Determine the total amount of money given (in dollars) during election campaigns from 1980 to 2024, altogether.
Be sure to document your work from Question 3, using some comments and insights about your work.

Question 4 (2 pts)

Pick a question that you solved earlier in the semester, and solve this problem again, but this time using Polars instead of Pandas.

Deliverables

Pick a question that you solved earlier in the semester, and solve this problem again, but this time using Polars instead of Pandas.
Be sure to document your work from Question 4, using some comments and insights about your work.

Question 5 (2 pts)

Again pick a question that you solved earlier in the semester, and solve this problem again, but this time using Polars instead of Pandas.

Deliverables

Again pick a question that you solved earlier in the semester, and solve this problem again, but this time using Polars instead of Pandas.
Be sure to document your work from Question 5, using some comments and insights about your work.

Submitting your Work

Please make sure that you added comments for each question, which explain your thinking about your method of solving each question. Please also make sure that your work is your own work, and that any outside sources (people, internet pages, generating AI, etc.) are cited properly in the project template.

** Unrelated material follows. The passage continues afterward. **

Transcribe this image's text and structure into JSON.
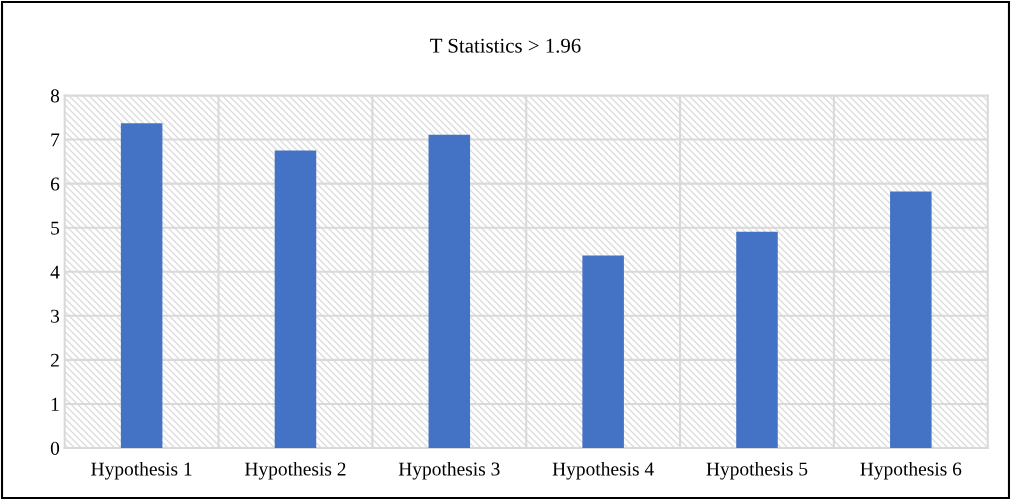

Congratulations! Assuming you’ve completed all the above questions, you are learning to apply your web scraping knowledge effectively!

Prior to submitting your work, you need to put your work into the project template, and re-run all of the code in your Jupyter notebook and make sure that the results of running that code is visible in your template. Please check the detailed instructions on how to ensure that your submission is formatted correctly. To download your completed project, you can right-click on the file in the file explorer and click 'download'.

Once you upload your submission to Gradescope, make sure that everything appears as you would expect to ensure that you don’t lose any points. We hope your first project with us went well, and we look forward to continuing to learn with you on future projects!!

Items to submit

firstname_lastname_project13.ipynb

It is necessary to document your work, with comments about each solution. All of your work needs to be your own work, with citations to any source that you used. Please make sure that your work is your own work, and that any outside sources (people, internet pages, generating AI, etc.) are cited properly in the project template.

You must double check your .ipynb after submitting it in gradescope. A very common mistake is to assume that your .ipynb file has been rendered properly and contains your code, markdown, and code output even though it may not.

Please take the time to double check your work. See here for instructions on how to double check this.

You will not receive full credit if your .ipynb file does not contain all of the information you expect it to, or if it does not render properly in Gradescope. Please ask a TA if you need help with this.